対処を誤ると、いっぺんに切れ筋におちいりそうなところだが、次の手が力強かった。
▲36金と打つのが意表の1手。
攻めに使いたい金を、ここで自陣に投資するのはもったいないようだが、これが手厚い対応だった。
今度は好機に▲58飛などとされると、後手の角が危ない形。
そこで△39角と先に飛車をいじめに行くが、▲29飛と引いて、最悪どちらかの角との交換が保証されたのは大きい。
△48角成に▲34歩を一発利かし、△同金に居酒屋の店員のごとく「よろこんで!」と▲59飛と取って、△同馬に▲43角。

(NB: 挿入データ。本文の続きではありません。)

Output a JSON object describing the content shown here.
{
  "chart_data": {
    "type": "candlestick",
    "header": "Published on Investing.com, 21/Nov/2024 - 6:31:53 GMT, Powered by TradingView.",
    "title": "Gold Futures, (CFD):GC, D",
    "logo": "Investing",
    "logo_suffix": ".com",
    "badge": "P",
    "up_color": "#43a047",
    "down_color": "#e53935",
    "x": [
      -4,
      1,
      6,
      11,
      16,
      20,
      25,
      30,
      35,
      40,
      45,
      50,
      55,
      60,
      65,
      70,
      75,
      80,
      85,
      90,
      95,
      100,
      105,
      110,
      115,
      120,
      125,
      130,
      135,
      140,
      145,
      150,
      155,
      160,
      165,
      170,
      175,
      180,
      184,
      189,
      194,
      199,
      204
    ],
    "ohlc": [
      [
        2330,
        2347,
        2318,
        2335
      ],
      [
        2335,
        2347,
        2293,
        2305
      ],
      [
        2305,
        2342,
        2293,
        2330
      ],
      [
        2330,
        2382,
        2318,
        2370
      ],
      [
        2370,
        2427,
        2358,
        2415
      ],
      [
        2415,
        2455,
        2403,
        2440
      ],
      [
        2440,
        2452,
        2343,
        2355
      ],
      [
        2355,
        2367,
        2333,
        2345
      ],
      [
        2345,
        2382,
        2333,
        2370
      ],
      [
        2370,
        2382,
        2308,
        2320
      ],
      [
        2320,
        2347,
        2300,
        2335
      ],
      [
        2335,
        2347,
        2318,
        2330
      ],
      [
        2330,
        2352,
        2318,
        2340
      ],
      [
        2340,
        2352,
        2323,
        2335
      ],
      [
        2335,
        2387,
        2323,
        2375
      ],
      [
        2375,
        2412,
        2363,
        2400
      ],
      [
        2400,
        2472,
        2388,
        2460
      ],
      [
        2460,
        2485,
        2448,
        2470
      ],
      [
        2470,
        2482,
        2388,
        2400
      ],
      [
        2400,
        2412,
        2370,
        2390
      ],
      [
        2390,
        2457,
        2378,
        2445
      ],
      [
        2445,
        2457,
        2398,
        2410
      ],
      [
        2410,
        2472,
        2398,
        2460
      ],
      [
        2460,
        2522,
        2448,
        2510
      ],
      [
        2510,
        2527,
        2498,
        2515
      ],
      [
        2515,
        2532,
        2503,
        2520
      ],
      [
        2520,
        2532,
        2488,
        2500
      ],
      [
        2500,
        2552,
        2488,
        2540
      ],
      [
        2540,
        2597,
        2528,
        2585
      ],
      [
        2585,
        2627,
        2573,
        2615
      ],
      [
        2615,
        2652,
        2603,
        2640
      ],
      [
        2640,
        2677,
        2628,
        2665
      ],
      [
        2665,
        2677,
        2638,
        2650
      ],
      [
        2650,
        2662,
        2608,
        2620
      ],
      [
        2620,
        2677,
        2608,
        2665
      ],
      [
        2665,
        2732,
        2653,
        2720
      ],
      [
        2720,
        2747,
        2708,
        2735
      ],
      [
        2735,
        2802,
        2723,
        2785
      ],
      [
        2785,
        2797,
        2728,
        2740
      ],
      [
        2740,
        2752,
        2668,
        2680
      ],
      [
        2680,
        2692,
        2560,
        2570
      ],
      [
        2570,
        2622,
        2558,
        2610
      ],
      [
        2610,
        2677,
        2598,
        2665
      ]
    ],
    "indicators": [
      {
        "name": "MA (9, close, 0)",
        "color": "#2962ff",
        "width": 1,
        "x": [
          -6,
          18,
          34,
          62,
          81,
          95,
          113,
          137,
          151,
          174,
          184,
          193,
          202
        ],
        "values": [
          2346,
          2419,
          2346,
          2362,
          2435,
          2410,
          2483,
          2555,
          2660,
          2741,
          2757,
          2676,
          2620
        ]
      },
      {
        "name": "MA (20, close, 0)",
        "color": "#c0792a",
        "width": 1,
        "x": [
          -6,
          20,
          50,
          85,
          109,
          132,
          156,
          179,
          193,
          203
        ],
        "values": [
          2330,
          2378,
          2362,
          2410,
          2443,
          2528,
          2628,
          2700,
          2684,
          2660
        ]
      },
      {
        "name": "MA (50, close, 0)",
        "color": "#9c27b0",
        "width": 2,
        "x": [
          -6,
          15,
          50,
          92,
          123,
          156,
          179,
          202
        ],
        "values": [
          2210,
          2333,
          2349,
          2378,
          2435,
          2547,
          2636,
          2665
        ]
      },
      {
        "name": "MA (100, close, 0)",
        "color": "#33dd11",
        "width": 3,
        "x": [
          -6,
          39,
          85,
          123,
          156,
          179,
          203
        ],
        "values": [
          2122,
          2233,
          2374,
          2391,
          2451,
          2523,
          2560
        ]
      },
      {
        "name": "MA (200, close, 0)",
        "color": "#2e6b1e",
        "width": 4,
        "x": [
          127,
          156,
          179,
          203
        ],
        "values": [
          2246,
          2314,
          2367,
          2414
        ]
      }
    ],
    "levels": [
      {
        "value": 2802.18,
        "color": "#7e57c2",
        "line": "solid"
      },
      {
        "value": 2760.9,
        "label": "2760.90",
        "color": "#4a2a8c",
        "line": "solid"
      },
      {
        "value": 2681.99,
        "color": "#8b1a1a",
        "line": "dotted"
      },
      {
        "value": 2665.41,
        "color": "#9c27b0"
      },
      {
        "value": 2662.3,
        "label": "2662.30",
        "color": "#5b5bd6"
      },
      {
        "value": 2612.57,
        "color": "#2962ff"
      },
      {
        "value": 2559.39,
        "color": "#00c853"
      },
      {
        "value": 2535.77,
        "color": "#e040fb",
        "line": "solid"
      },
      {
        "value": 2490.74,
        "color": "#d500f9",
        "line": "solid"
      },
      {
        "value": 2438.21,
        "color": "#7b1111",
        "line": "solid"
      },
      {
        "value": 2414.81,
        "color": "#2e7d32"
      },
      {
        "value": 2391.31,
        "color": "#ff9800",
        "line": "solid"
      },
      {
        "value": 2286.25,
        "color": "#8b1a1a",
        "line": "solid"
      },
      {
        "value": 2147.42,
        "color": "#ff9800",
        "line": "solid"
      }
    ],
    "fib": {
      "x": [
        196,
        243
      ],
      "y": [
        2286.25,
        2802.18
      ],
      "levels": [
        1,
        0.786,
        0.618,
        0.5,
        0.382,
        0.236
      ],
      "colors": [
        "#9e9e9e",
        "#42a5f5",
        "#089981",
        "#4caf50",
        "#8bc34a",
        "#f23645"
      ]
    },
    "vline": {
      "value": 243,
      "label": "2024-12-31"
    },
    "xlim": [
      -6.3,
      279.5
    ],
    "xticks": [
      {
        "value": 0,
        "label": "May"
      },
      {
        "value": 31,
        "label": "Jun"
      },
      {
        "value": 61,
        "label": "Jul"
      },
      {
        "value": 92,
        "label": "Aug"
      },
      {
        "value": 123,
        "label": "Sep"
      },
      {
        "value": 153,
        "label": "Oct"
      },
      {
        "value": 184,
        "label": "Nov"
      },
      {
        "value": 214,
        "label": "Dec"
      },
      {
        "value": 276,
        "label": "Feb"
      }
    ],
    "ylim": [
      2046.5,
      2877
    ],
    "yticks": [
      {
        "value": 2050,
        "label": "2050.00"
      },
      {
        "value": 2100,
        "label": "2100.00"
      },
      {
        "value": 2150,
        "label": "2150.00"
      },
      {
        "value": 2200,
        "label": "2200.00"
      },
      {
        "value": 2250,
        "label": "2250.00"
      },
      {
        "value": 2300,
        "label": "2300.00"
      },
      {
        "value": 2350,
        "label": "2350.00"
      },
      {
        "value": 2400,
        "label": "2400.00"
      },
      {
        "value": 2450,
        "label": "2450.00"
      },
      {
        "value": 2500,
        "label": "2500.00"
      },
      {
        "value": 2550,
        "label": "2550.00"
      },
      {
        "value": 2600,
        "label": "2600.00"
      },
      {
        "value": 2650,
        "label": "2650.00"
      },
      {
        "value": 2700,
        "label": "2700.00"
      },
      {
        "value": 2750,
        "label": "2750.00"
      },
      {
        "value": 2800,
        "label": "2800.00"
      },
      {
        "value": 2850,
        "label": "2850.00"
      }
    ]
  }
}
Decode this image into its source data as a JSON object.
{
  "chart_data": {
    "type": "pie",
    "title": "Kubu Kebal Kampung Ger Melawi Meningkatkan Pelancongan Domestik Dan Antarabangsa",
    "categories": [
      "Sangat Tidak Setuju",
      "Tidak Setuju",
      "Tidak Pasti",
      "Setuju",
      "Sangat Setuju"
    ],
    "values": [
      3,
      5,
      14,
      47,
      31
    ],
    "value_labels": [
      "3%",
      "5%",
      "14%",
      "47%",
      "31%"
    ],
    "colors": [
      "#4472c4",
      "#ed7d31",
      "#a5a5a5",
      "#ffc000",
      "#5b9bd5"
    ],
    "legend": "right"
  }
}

責められそうな飛車をキレイにさばいて、その角が敵陣にクリーンヒット。
△31飛に▲14歩と突くのが、またリズムのよい攻め。
細い攻めをこうしてつないでいくのが近藤は得意で、本人も
「自分らしい一手」
と満足の展開。ここからは先手のペースだろう。
△同歩、▲同香と一歩補充して、△35金、▲同金、△14香に▲34歩が「一歩千金」の好打。
△42銀に▲52角成で
「固い、攻めてる、切れない」
「後手玉だけ終盤戦」
という、いわゆる「勝ちやすい」パターンに入った。
勝負はいよいよ最終盤。
中田も銀を使ってなんとか馬を遠ざけ、スキを見て△38飛と反撃。
次に△69馬や△37飛成が入れば後手も相当だが、次の手が教科書通りの決め手である。
▲24歩と突くのが、「筋中の筋」という形。
こういう第一感の手が通るということは、すでに寄り形ということだ。
△同歩に▲23歩とタタいて、あとはむずかしくない攻めで充分勝てる。
それにしても、あの受け一方のような金が、こうなると敵玉を押しつぶす鉄球として大活躍しているのがすばらしい。
近藤が快勝で、これでキャンセル待ちの権利を手に入れる。
その一方で自力だった横山が敗れ、近藤はデビューからたった4期でB1までかけ上がったのだった。